Sur le plan de trésorerie : sur le cas type à Néret, le reste à charge d'un ménage très modeste ressort à 6 000 € après aide ANAH et prise en charge de l'accompagnement. Étalé sur quinze ans en éco-prêt à taux zéro, cela représente de l'ordre de 35 € par mois, à comparer aux 1 480 € d'économie annuelle attendue sur la facture d'énergie.
Ce que ces chiffres disent du potentiel : 272 diagnostics publiés pour 1 000 résidences principales, un bassin de travaux structuré autour de CC de la Châtre et Sainte-Sévère, environ 95 logements occupés par leur propriétaire. Ce volume ne préjuge d'aucune éligibilité individuelle : il indique seulement où se concentrent, à Néret, les situations où le scénario décrit sur cette page a le plus de chances d'être pertinent.
À la réception à Néret, le document déterminant est le constat de décence après travaux. Il conditionne le versement du solde de l'aide, dont le montant maximal atteint 32 000 € pour un ménage très modeste et 18 000 € pour un ménage intermédiaire sur l'assiette de 40 000 € HT.

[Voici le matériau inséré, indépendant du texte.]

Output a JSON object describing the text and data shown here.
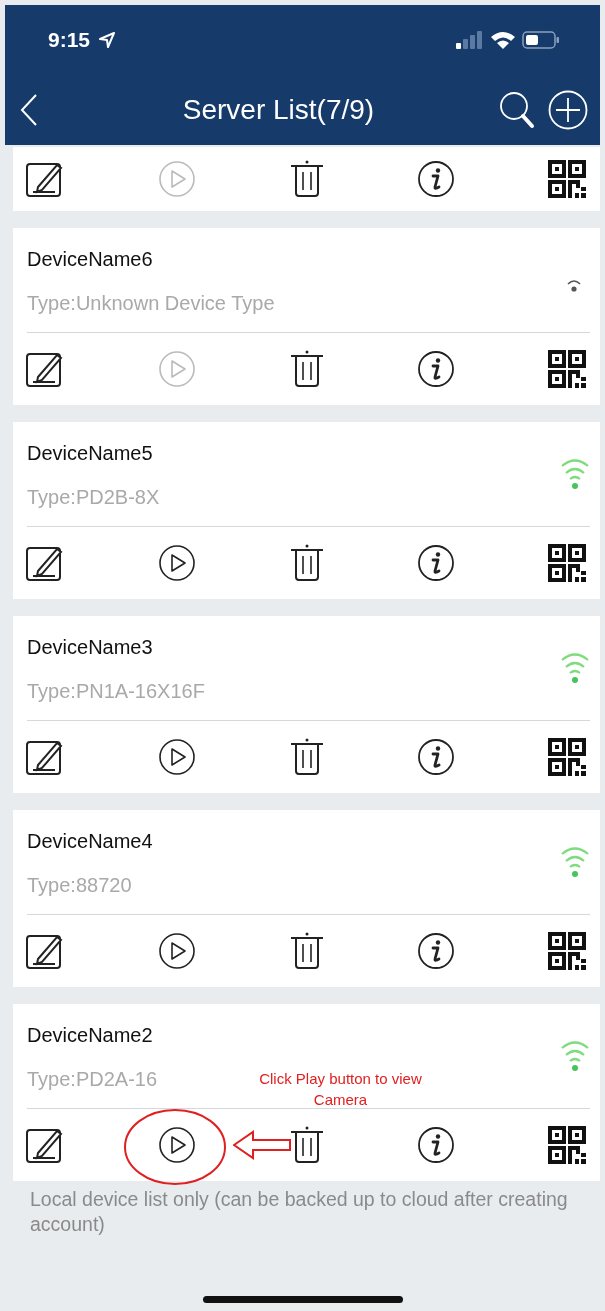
{
  "status_bar": {
    "time": "9:15"
  },
  "nav": {
    "title": "Server List(7/9)"
  },
  "top_card": {
    "playable": false
  },
  "devices": [
    {
      "name": "DeviceName6",
      "type": "Type:Unknown Device Type",
      "online": false,
      "playable": false
    },
    {
      "name": "DeviceName5",
      "type": "Type:PD2B-8X",
      "online": true,
      "playable": true
    },
    {
      "name": "DeviceName3",
      "type": "Type:PN1A-16X16F",
      "online": true,
      "playable": true
    },
    {
      "name": "DeviceName4",
      "type": "Type:88720",
      "online": true,
      "playable": true
    },
    {
      "name": "DeviceName2",
      "type": "Type:PD2A-16",
      "online": true,
      "playable": true,
      "annotation": "Click Play button to view Camera"
    }
  ],
  "footer": "Local device list only (can be backed up to cloud after creating account)"
}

Rapporté au plan de financement, le logement loué représente de l'ordre de 4104 % du montant plafonné retenu à Néret. Un ménage très modeste voit donc ce seul poste couvert à hauteur de 32 000 € par MaPrimeRénov' Parcours accompagné, un ménage intermédiaire à hauteur de 18 000 €.
Le palier de classes se calcule avant de signer : à Néret, l'assiette double presque entre le scénario à deux classes (30 000 € HT) et celui à trois (40 000 € HT). Sur un poste de 1 641 500 € comme le logement loué, cet écart justifie souvent d'ajouter un lot plutôt que de s'arrêter au minimum.
La densité de diagnostics renseigne sur la maturité du marché : 28 DPE publiés par l'ADEME à Néret, soit 272 pour 1 000 résidences principales. Un tel volume conditionne les délais de un opérateur agréé par l'Anah, dont l'intervention sur la remise à niveau d'un logement mis en location dure cinq à neuf mois.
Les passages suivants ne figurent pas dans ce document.